Most brands have brand guidelines. But, not all brands have good brand guidelines.
What do we mean by this? Well, too many guidelines just give you the top level; logo, mission, vision and a handful of example statements or social posts. But we need to offer our communications teams more than this. We need to begin creating more situational examples which will help enrich the overarching brand experience.
Why do we have brand guidelines?
Brand guidelines are created to ensure consistency across all of your messaging. Whether this is an internal company comms or your Twitter support feed, there must be unity across your brand voice.
Your brand guidelines will determine the tone of voice that your brand uses across advertising and marketing materials but often won’t break this out into key emotional states or situations. This means that the majority of the time, your brand representative teams are actually not referring to your guidelines. This needs to change.
Making brand guidelines fit for purpose
In order to ensure your guidelines are actually useful and useable, you need to invest more time and effort into their creation. It’s all well and good to have top-level messaging and key phrases, but you also need to consider emotional states.
Without brand guidelines that more closely dissect how your brand voice should adapt to different situations, you could end up with a variety of responses to the same situation, instead of consistency.
Do your employees actually use them?
One key issue you may face, in the absence of more complex brand guidelines, is a lack of adoption on the part of your internal teams. If you suspect this may be the case, a great way to rectify this issue to gather your team and obtain feedback.
Your team will spend much more time deeply ingrained in your brand and will often be able to dictate the most suitable and on brand responses to certain requests. Gathering these and distilling them into key messaging, which is included in your official brand guidelines, will then support the learning of future employees entering your workforce.
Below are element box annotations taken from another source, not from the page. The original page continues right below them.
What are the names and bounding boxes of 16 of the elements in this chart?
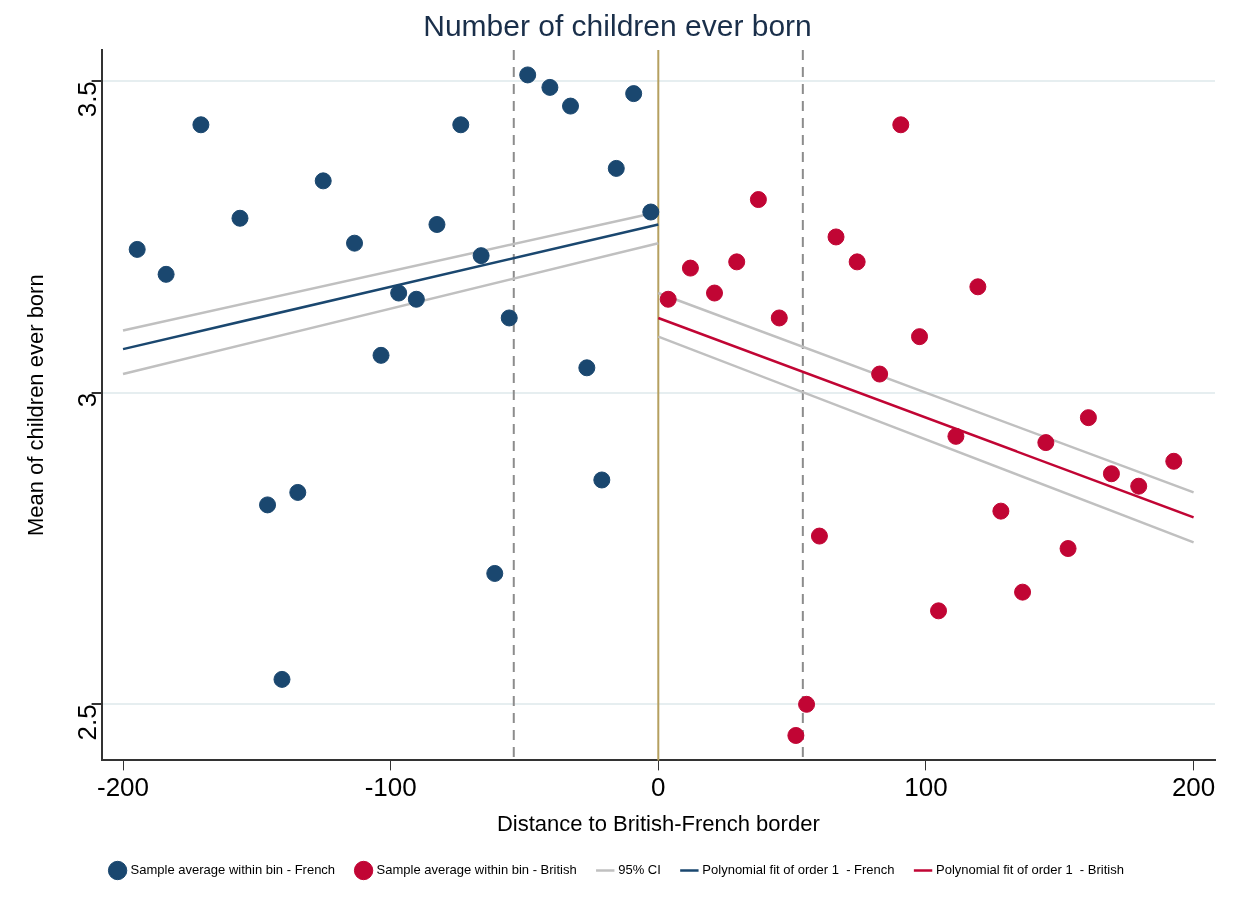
legend-label: Sample average within bin - British: [376, 862, 577, 878]
legend-label: 95% CI: [618, 862, 661, 878]
y-axis-title: Mean of children ever born: [23, 274, 49, 537]
x-tick-label: 0: [651, 772, 666, 803]
x-tick-label: -200: [96, 772, 150, 803]
y-tick-label: 3.5: [71, 81, 102, 118]
legend-label: Polynomial fit of order 1 - British: [936, 862, 1124, 878]
legend-label: Sample average within bin - French: [130, 862, 336, 878]
x-tick-label: 200: [1171, 772, 1216, 803]
y-tick-label: 2.5: [71, 704, 102, 741]
y-tick-label: 3: [71, 392, 102, 408]
legend-label: Polynomial fit of order 1 - French: [702, 862, 895, 878]
x-axis-title: Distance to British-French border: [496, 810, 820, 836]
x-tick-label: 100: [904, 772, 948, 803]
x-tick-label: -100: [364, 772, 417, 803]
chart-title: Number of children ever born: [423, 9, 812, 43]
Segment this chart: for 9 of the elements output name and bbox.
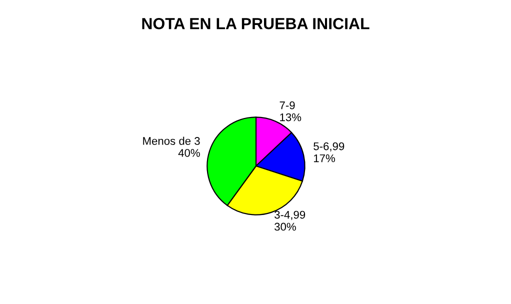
data-label: 17% [314,154,335,162]
data-label: 13% [280,113,302,122]
slice-label: 3-4,99 [274,210,306,220]
chart-title: NOTA EN LA PRUEBA INICIAL [142,18,370,30]
slice-label: Menos de 3 [143,136,200,145]
slice-label: 5-6,99 [314,142,344,152]
data-label: 30% [274,222,296,231]
data-label: 40% [178,149,200,157]
slice-label: 7-9 [280,101,295,110]
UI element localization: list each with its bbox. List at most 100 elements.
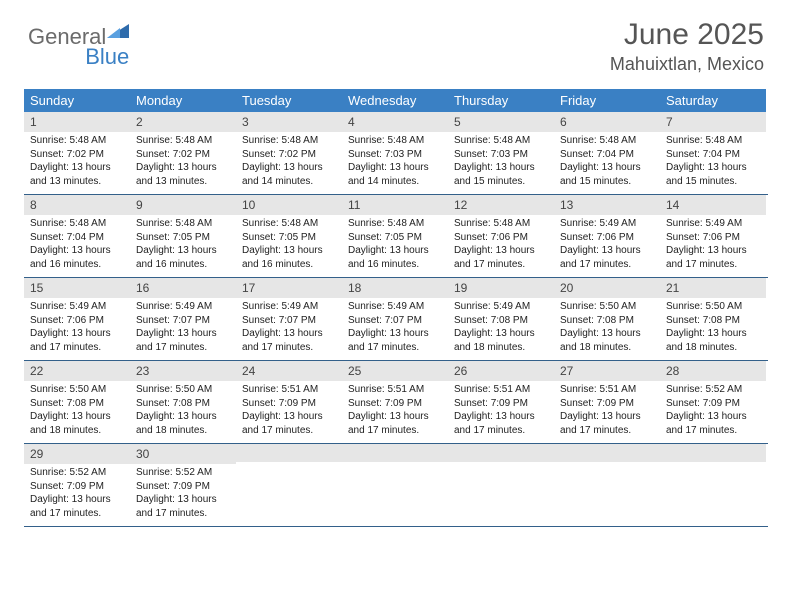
week-row: 22Sunrise: 5:50 AMSunset: 7:08 PMDayligh… [24,361,768,444]
daylight-line: Daylight: 13 hours and 17 minutes. [30,493,124,520]
day-body: Sunrise: 5:51 AMSunset: 7:09 PMDaylight:… [342,381,448,439]
sunset-line: Sunset: 7:02 PM [136,148,230,162]
day-number: 22 [24,361,130,381]
day-body: Sunrise: 5:52 AMSunset: 7:09 PMDaylight:… [130,464,236,522]
day-body: Sunrise: 5:49 AMSunset: 7:07 PMDaylight:… [130,298,236,356]
day-body [554,462,660,466]
daylight-line: Daylight: 13 hours and 17 minutes. [348,410,442,437]
day-body [342,462,448,466]
day-number: 5 [448,112,554,132]
day-number: 24 [236,361,342,381]
day-number: 26 [448,361,554,381]
logo: GeneralBlue [28,24,129,50]
sunrise-line: Sunrise: 5:49 AM [136,300,230,314]
day-body: Sunrise: 5:49 AMSunset: 7:07 PMDaylight:… [236,298,342,356]
sunset-line: Sunset: 7:05 PM [136,231,230,245]
daylight-line: Daylight: 13 hours and 17 minutes. [454,410,548,437]
day-cell: 10Sunrise: 5:48 AMSunset: 7:05 PMDayligh… [236,195,342,277]
day-body: Sunrise: 5:49 AMSunset: 7:06 PMDaylight:… [660,215,766,273]
sunrise-line: Sunrise: 5:48 AM [454,134,548,148]
sunrise-line: Sunrise: 5:51 AM [454,383,548,397]
day-cell: 4Sunrise: 5:48 AMSunset: 7:03 PMDaylight… [342,112,448,194]
day-number: 3 [236,112,342,132]
sunset-line: Sunset: 7:07 PM [242,314,336,328]
daylight-line: Daylight: 13 hours and 18 minutes. [30,410,124,437]
day-body: Sunrise: 5:51 AMSunset: 7:09 PMDaylight:… [448,381,554,439]
sunset-line: Sunset: 7:04 PM [30,231,124,245]
daylight-line: Daylight: 13 hours and 16 minutes. [30,244,124,271]
day-cell: 22Sunrise: 5:50 AMSunset: 7:08 PMDayligh… [24,361,130,443]
sunrise-line: Sunrise: 5:48 AM [242,217,336,231]
sunrise-line: Sunrise: 5:52 AM [30,466,124,480]
day-cell: 27Sunrise: 5:51 AMSunset: 7:09 PMDayligh… [554,361,660,443]
sunrise-line: Sunrise: 5:48 AM [136,134,230,148]
day-body: Sunrise: 5:52 AMSunset: 7:09 PMDaylight:… [660,381,766,439]
day-number: 6 [554,112,660,132]
daylight-line: Daylight: 13 hours and 18 minutes. [454,327,548,354]
day-number: 10 [236,195,342,215]
sunset-line: Sunset: 7:06 PM [454,231,548,245]
weekday-header: Sunday [24,89,130,112]
day-number: 15 [24,278,130,298]
day-body [236,462,342,466]
weekday-header: Thursday [448,89,554,112]
sunset-line: Sunset: 7:09 PM [454,397,548,411]
sunset-line: Sunset: 7:08 PM [454,314,548,328]
day-number: 23 [130,361,236,381]
sunrise-line: Sunrise: 5:51 AM [242,383,336,397]
daylight-line: Daylight: 13 hours and 17 minutes. [666,244,760,271]
day-body: Sunrise: 5:48 AMSunset: 7:04 PMDaylight:… [554,132,660,190]
daylight-line: Daylight: 13 hours and 17 minutes. [242,410,336,437]
sunrise-line: Sunrise: 5:52 AM [136,466,230,480]
sunset-line: Sunset: 7:05 PM [348,231,442,245]
day-number: 27 [554,361,660,381]
day-body: Sunrise: 5:48 AMSunset: 7:02 PMDaylight:… [130,132,236,190]
day-number: 29 [24,444,130,464]
day-number: 30 [130,444,236,464]
day-cell: 30Sunrise: 5:52 AMSunset: 7:09 PMDayligh… [130,444,236,526]
sunrise-line: Sunrise: 5:50 AM [666,300,760,314]
day-number: 14 [660,195,766,215]
sunrise-line: Sunrise: 5:48 AM [30,217,124,231]
sunset-line: Sunset: 7:09 PM [666,397,760,411]
day-body: Sunrise: 5:48 AMSunset: 7:03 PMDaylight:… [342,132,448,190]
day-cell: 16Sunrise: 5:49 AMSunset: 7:07 PMDayligh… [130,278,236,360]
day-number: 25 [342,361,448,381]
daylight-line: Daylight: 13 hours and 13 minutes. [136,161,230,188]
weekday-header: Monday [130,89,236,112]
sunset-line: Sunset: 7:06 PM [666,231,760,245]
day-body: Sunrise: 5:48 AMSunset: 7:03 PMDaylight:… [448,132,554,190]
weekday-header: Friday [554,89,660,112]
sunset-line: Sunset: 7:06 PM [30,314,124,328]
day-cell: 7Sunrise: 5:48 AMSunset: 7:04 PMDaylight… [660,112,766,194]
empty-cell [554,444,660,526]
week-row: 15Sunrise: 5:49 AMSunset: 7:06 PMDayligh… [24,278,768,361]
sunrise-line: Sunrise: 5:48 AM [666,134,760,148]
sunset-line: Sunset: 7:02 PM [242,148,336,162]
sunset-line: Sunset: 7:08 PM [30,397,124,411]
day-body: Sunrise: 5:48 AMSunset: 7:05 PMDaylight:… [342,215,448,273]
daylight-line: Daylight: 13 hours and 13 minutes. [30,161,124,188]
day-number: 9 [130,195,236,215]
sunrise-line: Sunrise: 5:48 AM [560,134,654,148]
day-body: Sunrise: 5:51 AMSunset: 7:09 PMDaylight:… [554,381,660,439]
day-cell: 6Sunrise: 5:48 AMSunset: 7:04 PMDaylight… [554,112,660,194]
day-number: 18 [342,278,448,298]
sunset-line: Sunset: 7:04 PM [666,148,760,162]
daylight-line: Daylight: 13 hours and 14 minutes. [242,161,336,188]
daylight-line: Daylight: 13 hours and 17 minutes. [136,327,230,354]
sunset-line: Sunset: 7:03 PM [348,148,442,162]
day-number [554,444,660,462]
daylight-line: Daylight: 13 hours and 17 minutes. [136,493,230,520]
sunset-line: Sunset: 7:09 PM [136,480,230,494]
day-number [660,444,766,462]
daylight-line: Daylight: 13 hours and 17 minutes. [30,327,124,354]
daylight-line: Daylight: 13 hours and 17 minutes. [454,244,548,271]
sunrise-line: Sunrise: 5:50 AM [560,300,654,314]
day-body: Sunrise: 5:51 AMSunset: 7:09 PMDaylight:… [236,381,342,439]
day-number: 19 [448,278,554,298]
sunset-line: Sunset: 7:07 PM [136,314,230,328]
day-number: 11 [342,195,448,215]
day-body: Sunrise: 5:50 AMSunset: 7:08 PMDaylight:… [24,381,130,439]
daylight-line: Daylight: 13 hours and 15 minutes. [666,161,760,188]
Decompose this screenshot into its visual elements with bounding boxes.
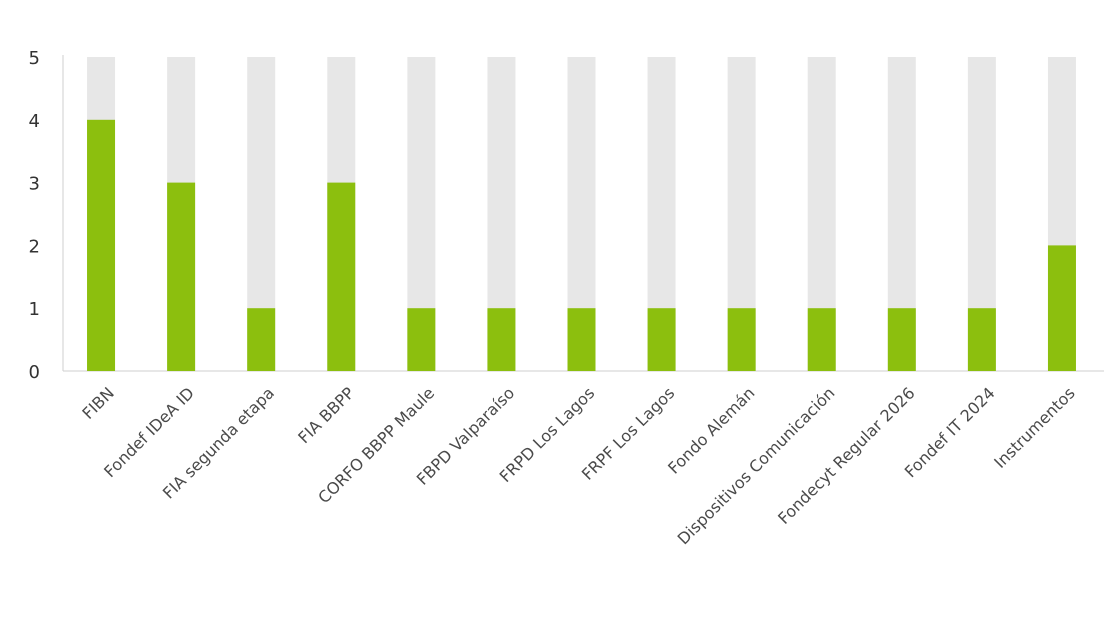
x-tick-label: Dispositivos Comunicación (674, 383, 839, 548)
bar (727, 308, 756, 371)
y-tick-label: 4 (29, 111, 40, 132)
y-tick-labels: 0 1 2 3 4 5 (29, 48, 40, 383)
y-tick-label: 5 (29, 48, 40, 69)
bar (967, 308, 996, 371)
bar (887, 308, 916, 371)
bar (327, 182, 356, 371)
bar (407, 308, 436, 371)
bars (87, 119, 1076, 371)
bar (487, 308, 516, 371)
bar (807, 308, 836, 371)
y-tick-label: 3 (29, 174, 40, 195)
bar (647, 308, 676, 371)
bar (87, 119, 116, 371)
bar (1047, 245, 1076, 371)
x-tick-label: FIBN (78, 383, 118, 423)
x-tick-label: FIA BBPP (294, 383, 358, 447)
bar (567, 308, 596, 371)
bar (247, 308, 276, 371)
bar (167, 182, 196, 371)
y-tick-label: 1 (29, 299, 40, 320)
x-tick-label: Instrumentos (990, 383, 1078, 471)
y-tick-label: 2 (29, 236, 40, 257)
y-tick-label: 0 (29, 362, 40, 383)
x-tick-label: Fondecyt Regular 2026 (774, 383, 919, 528)
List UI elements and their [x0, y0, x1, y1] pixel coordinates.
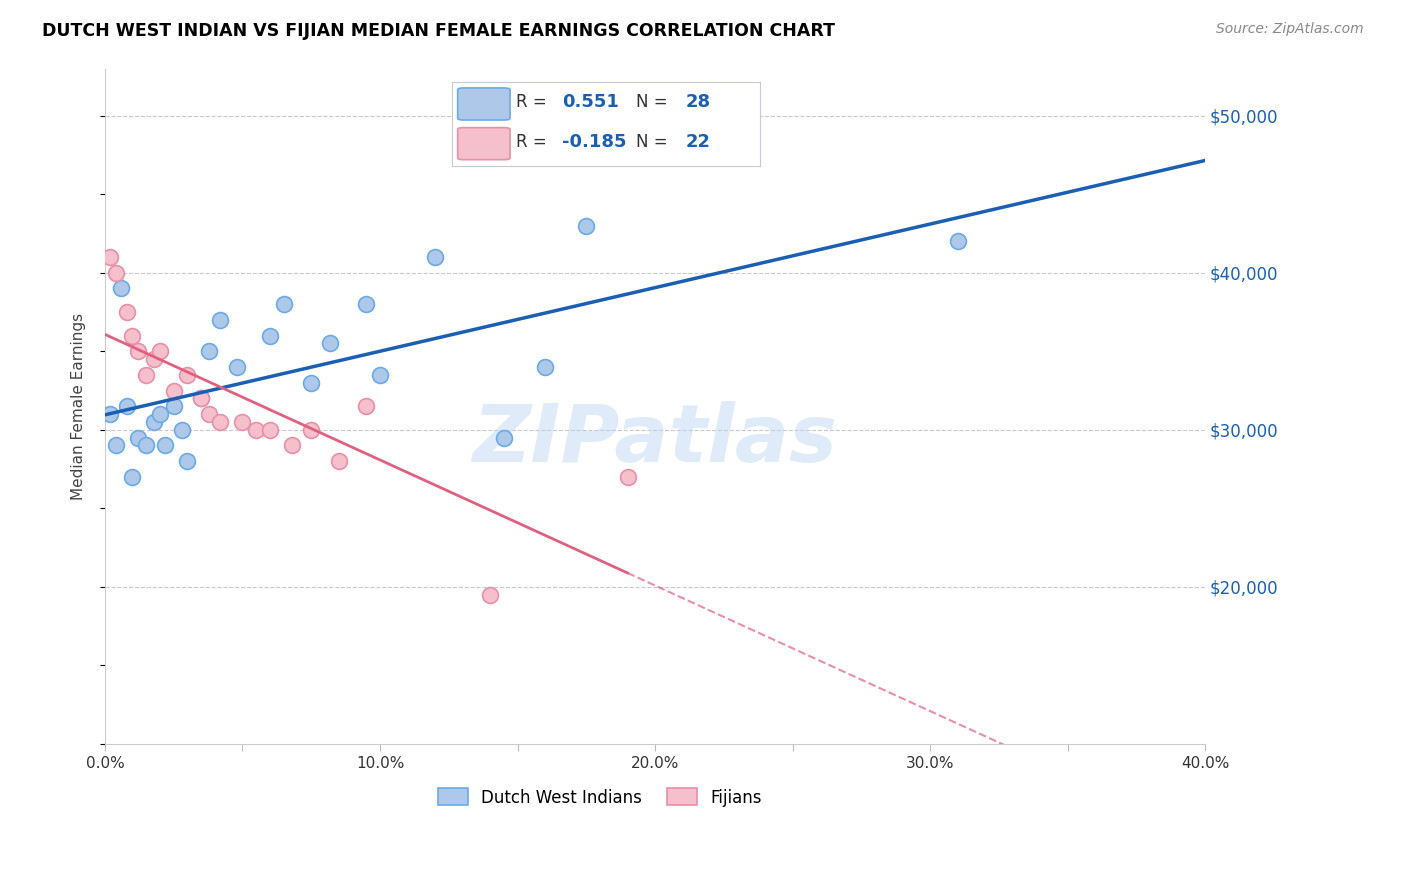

Brand guidelines may need to be regularly updated based on different and new customer interactions. This doesn’t mean you’re brand guidelines are failing, it just means you’re building more complex and tangible reference documents.
When we talk about customer states, this is a consideration that customers don’t always feel ‘happy’. Your brand guidelines need to consider how to manage a customer who is disgruntled, angry, upset, disengaged as well as creating service messaging.
You can break this out into the content type, such as; a notification, article or blog post. The emotional state of the user; stressed, confused, interested, annoyed, etc. and finally, determining an appropriate tone of which to apply to the creation of the content.
This will ensure that none of your personality is lost in translation whilst ensuring that you, first and foremost, meet the needs of your customer’s enquiry.
Even if your brand has a tendency to behave a little bit, ‘extra’, that doesn’t mean that every single message needs to be OTT. That means dialling back the exclamation marks (they lose all meaning after a while), ensuring your tone is still approachable whilst upholding the brand values.
Sprinkle your copy with your buzzwords, instead of overloading. Otherwise, it has a tendency to look amateur and often appear unclear as to what the end goal is.
A great example of a highly established and consistent brand tone of voice is Missguided. Aimed at young women and men who want fast and affordable fashion, with minimum time spent browsing.
They have slogans and phrases which appear across their branding, they address their community with pet-names and their customer services provides helpful advice whilst remaining conversational and youthful. The brand personality is well established, consistent and instantly recognisable.